Leia aqui a carta do Bloco de Esquerda dirigida ao Ministro do Ambiente:

“O rio Tejo continua a ser fustigado por atentados ambientais. Foram feitas pela população uma
série de observações que se encontram registadas em vídeo e fotos. Estas realizaram-se entre 1 de dezembro de 2019 e 7 de janeiro de 2020, junto ao Açude de Abrantes, entre as 15:00 e as 16:00h. No dia 6 a observação foi feita da parte da manhã. Existem igualmente testemunhos de pescadores e outros cidadãos que se deslocam regularmente ao Açude Insuflável de Abrantes.
Esta série de observações teve como ponto de partida uma inicial efetuada a 27 de dezembro de 2019 que suscitou particular interesse por causa da cor acastanhada da água e da formação de espuma revelando um padrão recorrente no rio Tejo.
Assim, constatamos que neste espaço temporal, a cor da água se manteve acastanhada e a formação de espuma variou de intensidade conforme o caudal do rio aumentava ou diminuía.
Esta variabilidade do caudal do rio, muitas vezes de forma muito rápida, também é um grave problema, recorrente e que se arrasta no tempo e com fortes impactos nas espécies piscícolas e na sua reprodução.
Importa realçar que, nas manhãs dos dias 31 de dezembro e 5 de janeiro, segundo o testemunho de pescadores, a espuma atingiu uma altura de cerca de um metro em ambas as margens e espalhou-se numa extensão considerável em direção à Vila de Constância. Os pescadores revelaram ainda que, desde meados do mês de novembro, a captura de peixe é
escassa e, muitos dias, nula.
É do conhecimento do Bloco de Esquerda que a 6 de janeiro foram realizadas duas denúncias: uma para a linha SOS Ambiente e Território e a outra para a PSP de Abrantes.

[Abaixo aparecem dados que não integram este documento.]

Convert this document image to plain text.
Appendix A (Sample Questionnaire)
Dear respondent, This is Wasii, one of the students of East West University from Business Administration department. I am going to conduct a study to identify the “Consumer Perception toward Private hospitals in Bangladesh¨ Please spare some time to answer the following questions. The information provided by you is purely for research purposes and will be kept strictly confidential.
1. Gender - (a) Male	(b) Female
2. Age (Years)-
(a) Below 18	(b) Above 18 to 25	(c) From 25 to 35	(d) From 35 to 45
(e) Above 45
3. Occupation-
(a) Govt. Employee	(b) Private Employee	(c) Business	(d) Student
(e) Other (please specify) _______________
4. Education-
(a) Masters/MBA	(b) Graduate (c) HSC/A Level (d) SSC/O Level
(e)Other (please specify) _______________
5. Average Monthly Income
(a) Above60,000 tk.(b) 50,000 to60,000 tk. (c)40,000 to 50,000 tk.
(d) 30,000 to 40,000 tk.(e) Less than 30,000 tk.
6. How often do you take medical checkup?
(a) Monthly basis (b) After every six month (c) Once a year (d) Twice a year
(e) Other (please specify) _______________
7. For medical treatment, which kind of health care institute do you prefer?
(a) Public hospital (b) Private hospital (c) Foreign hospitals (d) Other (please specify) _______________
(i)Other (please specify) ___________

O Bloco de Esquerda repudia mais esta onda de poluição e entende que é urgente descobrir a origem, o que deve ser conseguido através das diversas sondas e estações de monitorização no troço do rio Tejo entre a barragem de Cedillo e a Vila de Constância. Os factos observados também podem ser confirmados pelos próprios registos da câmara de vigilância instalada no
edifício de apoio existente no Açude Insuflável de Abrantes.
Estes episódios têm evidente semelhança com os episódios de poluição do rio Tejo no ano de 2017 e que levaram a que o Governo tomasse medidas de despoluição do rio de grande monta, e que é de elevada gravidade que se repitam.

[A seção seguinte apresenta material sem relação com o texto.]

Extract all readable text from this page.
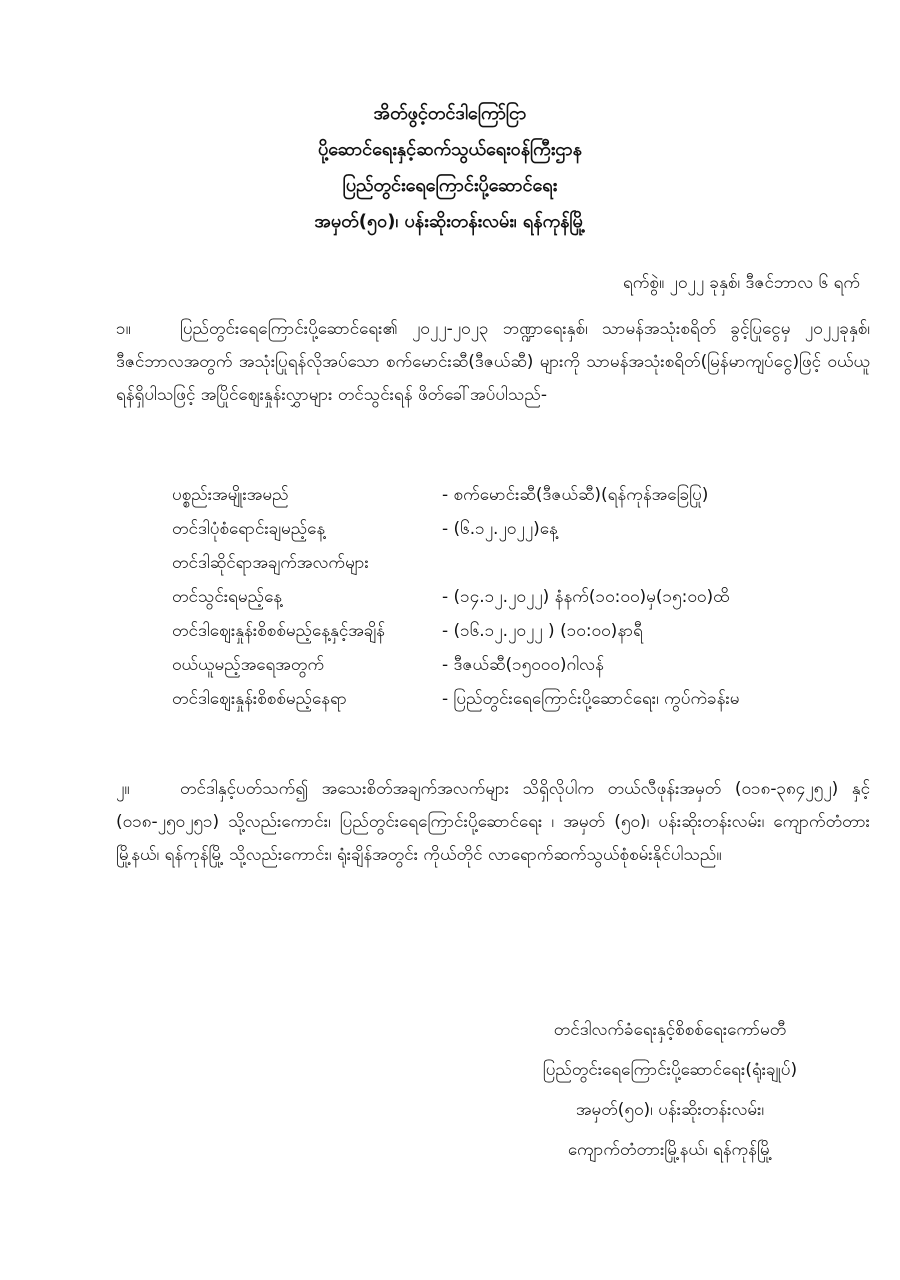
အိတ်ဖွင့်တင်ဒါကြော်ငြာ
ပို့ဆောင်ရေးနှင့်ဆက်သွယ်ရေးဝန်ကြီးဌာန
ပြည်တွင်းရေကြောင်းပို့ဆောင်ရေး
အမှတ်(၅၀)၊ ပန်းဆိုးတန်းလမ်း၊ ရန်ကုန်မြို့
ရက်စွဲ။ ၂၀၂၂ ခုနှစ်၊ ဒီဇင်ဘာလ ၆ ရက်
၁။	ပြည်တွင်းရေကြောင်းပို့ဆောင်ရေး၏ ၂၀၂၂-၂၀၂၃ ဘဏ္ဍာရေးနှစ်၊ သာမန်အသုံးစရိတ် ခွင့်ပြုငွေမှ ၂၀၂၂ခုနှစ်၊ ဒီဇင်ဘာလအတွက် အသုံးပြုရန်လိုအပ်သော စက်မောင်းဆီ(ဒီဇယ်ဆီ) များကို သာမန်အသုံးစရိတ်(မြန်မာကျပ်ငွေ)ဖြင့် ဝယ်ယူရန်ရှိပါသဖြင့် အပြိုင်ဈေးနှုန်းလွှာများ တင်သွင်းရန် ဖိတ်ခေါ်အပ်ပါသည်-
ပစ္စည်းအမျိုးအမည်	- စက်မောင်းဆီ(ဒီဇယ်ဆီ)(ရန်ကုန်အခြေပြု)
တင်ဒါပုံစံရောင်းချမည့်နေ့	- (၆.၁၂.၂၀၂၂)နေ့
တင်ဒါဆိုင်ရာအချက်အလက်များ
တင်သွင်းရမည့်နေ့	- (၁၄.၁၂.၂၀၂၂) နံနက်(၁၀:၀၀)မှ(၁၅:၀၀)ထိ
တင်ဒါဈေးနှုန်းစိစစ်မည့်နေ့နှင့်အချိန်	- (၁၆.၁၂.၂၀၂၂ ) (၁၀:၀၀)နာရီ
ဝယ်ယူမည့်အရေအတွက်	- ဒီဇယ်ဆီ(၁၅၀၀၀)ဂါလန်
တင်ဒါဈေးနှုန်းစိစစ်မည့်နေရာ	- ပြည်တွင်းရေကြောင်းပို့ဆောင်ရေး၊ ကွပ်ကဲခန်းမ
၂။	တင်ဒါနှင့်ပတ်သက်၍ အသေးစိတ်အချက်အလက်များ သိရှိလိုပါက တယ်လီဖုန်းအမှတ် (၀၁၈-၃၈၄၂၅၂) နှင့် (၀၁၈-၂၅၀၂၅၁) သို့လည်းကောင်း၊ ပြည်တွင်းရေကြောင်းပို့ဆောင်ရေး ၊ အမှတ် (၅၀)၊ ပန်းဆိုးတန်းလမ်း၊ ကျောက်တံတားမြို့နယ်၊ ရန်ကုန်မြို့ သို့လည်းကောင်း၊ ရုံးချိန်အတွင်း ကိုယ်တိုင် လာရောက်ဆက်သွယ်စုံစမ်းနိုင်ပါသည်။
တင်ဒါလက်ခံရေးနှင့်စိစစ်ရေးကော်မတီ
ပြည်တွင်းရေကြောင်းပို့ဆောင်ရေး(ရုံးချုပ်)
အမှတ်(၅၀)၊ ပန်းဆိုးတန်းလမ်း၊
ကျောက်တံတားမြို့နယ်၊ ရန်ကုန်မြို့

Atendendo ao exposto, e ao abrigo das disposições constitucionais e regimentais aplicáveis, o Grupo Parlamentar do Bloco de Esquerda vem por este meio dirigir ao Governo, através do Ministro do Ambiente e Ação Climática, as seguintes perguntas:
1. Tem o Sr. Ministro conhecimento desta nova vaga de poluição, no rio Tejo, com particular incidência no Concelho de Abrantes?

2. Tendo em conta os dados disponíveis na rede de vigilância instalada no já referido troço do rio Tejo – seja através de sondas, estações de monitorização e recolhas de amostras manuais e localizadas – quais as fontes poluidoras identificadas?
3. Quais os resultados das análises recolhidas?

4. Quais as causas da constante variabilidade do caudal do rio Tejo?”